Japan’s new defence policy is also taking a bold step forward in the Indo‑Pacific. The country will now offer destroyers to neighbours such as Australia, the Philippines and New Zealand, and even discusses trade in used warships with Indonesia. These moves aim to build a “multi‑layered deterrence” and to become a reliable partner for the United States, but they also bring Japan’s military closer to the disputed Senkaku/Diaoyu islands.

For many indigenous peoples who live on, or alongside, the islands, the prospect of increased naval activity means more patrols, new ports and a surge in commodity shipping. The sonar, planes and drills could disturb reefs and fishing grounds that have been staples of traditional medicine for generations. Traditionally, the sea is more than a resource: it is a living community that offers medicine, spirituality and identity. In the Senkaku islands, white‑flaged hunters and cedar tree guardians alike worry that war preparations may destroy the seabed biodiversity that their ancestors stewarded for centuries.

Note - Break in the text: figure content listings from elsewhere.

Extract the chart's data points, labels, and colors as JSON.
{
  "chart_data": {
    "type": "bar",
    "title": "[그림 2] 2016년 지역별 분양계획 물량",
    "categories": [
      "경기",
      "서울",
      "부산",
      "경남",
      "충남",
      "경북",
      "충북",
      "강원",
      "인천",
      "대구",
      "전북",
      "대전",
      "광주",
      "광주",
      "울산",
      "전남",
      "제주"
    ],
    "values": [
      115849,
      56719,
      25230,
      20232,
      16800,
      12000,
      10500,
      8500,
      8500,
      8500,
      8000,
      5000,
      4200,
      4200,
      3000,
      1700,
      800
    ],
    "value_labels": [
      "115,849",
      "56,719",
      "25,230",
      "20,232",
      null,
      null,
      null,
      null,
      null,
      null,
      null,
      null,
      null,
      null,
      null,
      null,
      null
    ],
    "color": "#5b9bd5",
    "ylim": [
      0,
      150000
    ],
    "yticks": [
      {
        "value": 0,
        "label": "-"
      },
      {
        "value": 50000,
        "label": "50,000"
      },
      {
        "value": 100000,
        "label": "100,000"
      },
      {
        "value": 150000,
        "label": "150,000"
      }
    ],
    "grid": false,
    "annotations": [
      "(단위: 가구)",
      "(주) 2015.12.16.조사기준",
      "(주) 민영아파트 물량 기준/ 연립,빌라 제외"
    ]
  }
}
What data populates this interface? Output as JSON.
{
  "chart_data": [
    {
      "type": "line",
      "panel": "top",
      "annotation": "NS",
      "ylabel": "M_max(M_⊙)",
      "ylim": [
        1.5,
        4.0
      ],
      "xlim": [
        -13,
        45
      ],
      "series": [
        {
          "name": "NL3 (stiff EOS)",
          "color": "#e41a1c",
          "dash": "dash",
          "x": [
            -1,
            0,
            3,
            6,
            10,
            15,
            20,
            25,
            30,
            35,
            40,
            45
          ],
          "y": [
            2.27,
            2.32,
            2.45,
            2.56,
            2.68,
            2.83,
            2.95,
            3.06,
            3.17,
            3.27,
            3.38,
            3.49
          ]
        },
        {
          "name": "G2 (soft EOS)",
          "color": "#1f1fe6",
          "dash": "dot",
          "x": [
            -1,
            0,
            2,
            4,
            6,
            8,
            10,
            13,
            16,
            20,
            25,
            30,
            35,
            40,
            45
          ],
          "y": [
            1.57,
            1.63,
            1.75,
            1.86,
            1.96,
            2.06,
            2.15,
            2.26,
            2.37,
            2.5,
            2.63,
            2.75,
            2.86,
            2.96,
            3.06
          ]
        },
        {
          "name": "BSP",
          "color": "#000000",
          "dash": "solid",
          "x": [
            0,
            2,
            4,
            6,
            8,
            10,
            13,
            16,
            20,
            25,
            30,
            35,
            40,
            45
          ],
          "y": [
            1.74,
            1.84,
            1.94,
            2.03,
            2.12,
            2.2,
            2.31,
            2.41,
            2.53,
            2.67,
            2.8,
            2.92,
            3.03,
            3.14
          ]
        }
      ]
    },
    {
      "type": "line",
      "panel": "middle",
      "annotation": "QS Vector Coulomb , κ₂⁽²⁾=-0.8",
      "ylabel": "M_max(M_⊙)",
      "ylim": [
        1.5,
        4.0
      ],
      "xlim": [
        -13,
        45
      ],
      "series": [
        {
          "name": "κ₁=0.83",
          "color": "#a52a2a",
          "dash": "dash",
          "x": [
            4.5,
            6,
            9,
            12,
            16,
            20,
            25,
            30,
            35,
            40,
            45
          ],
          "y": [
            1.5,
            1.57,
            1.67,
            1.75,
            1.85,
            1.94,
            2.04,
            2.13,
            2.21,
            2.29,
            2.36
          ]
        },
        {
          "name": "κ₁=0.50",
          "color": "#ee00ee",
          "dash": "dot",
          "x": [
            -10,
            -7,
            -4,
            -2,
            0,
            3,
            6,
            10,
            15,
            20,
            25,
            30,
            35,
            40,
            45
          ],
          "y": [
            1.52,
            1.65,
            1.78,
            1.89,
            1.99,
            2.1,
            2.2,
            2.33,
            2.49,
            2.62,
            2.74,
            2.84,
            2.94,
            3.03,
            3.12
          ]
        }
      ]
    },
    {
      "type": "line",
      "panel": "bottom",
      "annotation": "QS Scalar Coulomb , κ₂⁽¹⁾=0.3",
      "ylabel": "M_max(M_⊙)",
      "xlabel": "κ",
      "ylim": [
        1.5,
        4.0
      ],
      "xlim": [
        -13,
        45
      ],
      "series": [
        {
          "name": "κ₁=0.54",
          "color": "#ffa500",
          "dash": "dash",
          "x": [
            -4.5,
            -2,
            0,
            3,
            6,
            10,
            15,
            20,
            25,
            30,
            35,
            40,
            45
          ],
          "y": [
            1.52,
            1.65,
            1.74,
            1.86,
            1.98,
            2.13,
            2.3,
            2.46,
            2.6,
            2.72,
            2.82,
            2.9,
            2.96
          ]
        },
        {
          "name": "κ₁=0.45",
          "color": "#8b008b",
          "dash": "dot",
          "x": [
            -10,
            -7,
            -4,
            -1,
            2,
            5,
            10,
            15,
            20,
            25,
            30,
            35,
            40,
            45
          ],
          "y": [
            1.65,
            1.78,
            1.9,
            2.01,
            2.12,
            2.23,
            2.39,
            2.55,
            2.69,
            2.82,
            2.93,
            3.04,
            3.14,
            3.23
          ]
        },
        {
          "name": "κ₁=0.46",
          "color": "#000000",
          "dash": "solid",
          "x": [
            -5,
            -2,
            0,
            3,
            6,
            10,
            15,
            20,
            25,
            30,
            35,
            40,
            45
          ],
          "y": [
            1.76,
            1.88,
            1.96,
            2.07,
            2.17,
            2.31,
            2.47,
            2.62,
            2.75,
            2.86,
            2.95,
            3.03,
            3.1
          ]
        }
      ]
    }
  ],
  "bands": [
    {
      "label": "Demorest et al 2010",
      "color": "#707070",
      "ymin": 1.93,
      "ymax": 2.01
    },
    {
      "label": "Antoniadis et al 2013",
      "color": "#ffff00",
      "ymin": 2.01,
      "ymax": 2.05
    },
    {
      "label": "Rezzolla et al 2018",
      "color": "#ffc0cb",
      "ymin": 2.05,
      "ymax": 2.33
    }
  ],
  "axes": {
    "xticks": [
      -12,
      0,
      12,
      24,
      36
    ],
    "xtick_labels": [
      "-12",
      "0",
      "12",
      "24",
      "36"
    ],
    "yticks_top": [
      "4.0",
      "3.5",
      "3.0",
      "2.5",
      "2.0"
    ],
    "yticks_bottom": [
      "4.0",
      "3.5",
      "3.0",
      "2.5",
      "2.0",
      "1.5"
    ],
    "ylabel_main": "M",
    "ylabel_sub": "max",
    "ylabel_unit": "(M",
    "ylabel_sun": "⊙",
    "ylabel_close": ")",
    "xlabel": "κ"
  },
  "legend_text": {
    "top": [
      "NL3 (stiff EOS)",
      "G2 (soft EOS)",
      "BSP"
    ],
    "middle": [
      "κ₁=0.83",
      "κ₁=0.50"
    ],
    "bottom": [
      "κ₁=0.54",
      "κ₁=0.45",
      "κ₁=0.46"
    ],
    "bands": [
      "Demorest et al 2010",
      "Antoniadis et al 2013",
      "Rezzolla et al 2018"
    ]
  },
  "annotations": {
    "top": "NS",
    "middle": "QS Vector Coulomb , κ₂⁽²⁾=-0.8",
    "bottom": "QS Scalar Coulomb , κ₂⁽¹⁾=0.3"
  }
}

Beyond the islands, the Japanese coastline is home to communities whose livelihoods depend on rivers, forests and coastal wetlands. The recent push to increase defense spending to 2 % of GDP and to invest heavily in surface‑to‑ship missiles and unmanned drones could lead to new construction along coastlines, potentially damaging mangroves and water filters that purify local waters. Such changes would threaten the cultural practices of Ainu, Ryukyuan and other indigenous groups who rely on clear, unpolluted environments for their ceremonies and traditional healing practices.

The government frames these reforms as a deterrent against war, but many critics argue that the post‑war constitution is still capable of providing a “peaceful” defense posture if used responsibly. “We do not need an amendment to defend against China,” said Hirohito Ogi, a senior research fellow. “It is a political agenda with little basis in military reality.”

Nevertheless, the debate is far from settled. The rise of national security rhetoric has already prompted anti‑war protests among Japanese and indigenous youths across the country. These protests, led by students and elders who remember the trauma of the war and the loss of indigenous lands, demand that any changes to the constitution take into account the rights and memories of all communities, especially those whose culture is inextricably linked to the land and sea.

One indigenous group that is particularly concerned is the Yunakari people of central Japan. Their shrine, located near a site of proposed naval construction, teaches that humans and nature must remain in balance. “Our ancestors taught that war harms the land equally,” says Yunakari elder Taka. “If we allow weapons to grow, we risk damaging our seas and the medicines that have survived for thousands of years.”

In light of these voices, the question of defending Japan’s sovereignty has sharpened into a broader conversation about how a nation balances national security with environmental stewardship and the cultural heritage of its indigenous populations. While the talk of deterrence dominates diplomatic halls, the quiet voices from the coastlines remind us that true resilience comes from respect for the land, sea, and the old knowledge that sustains both.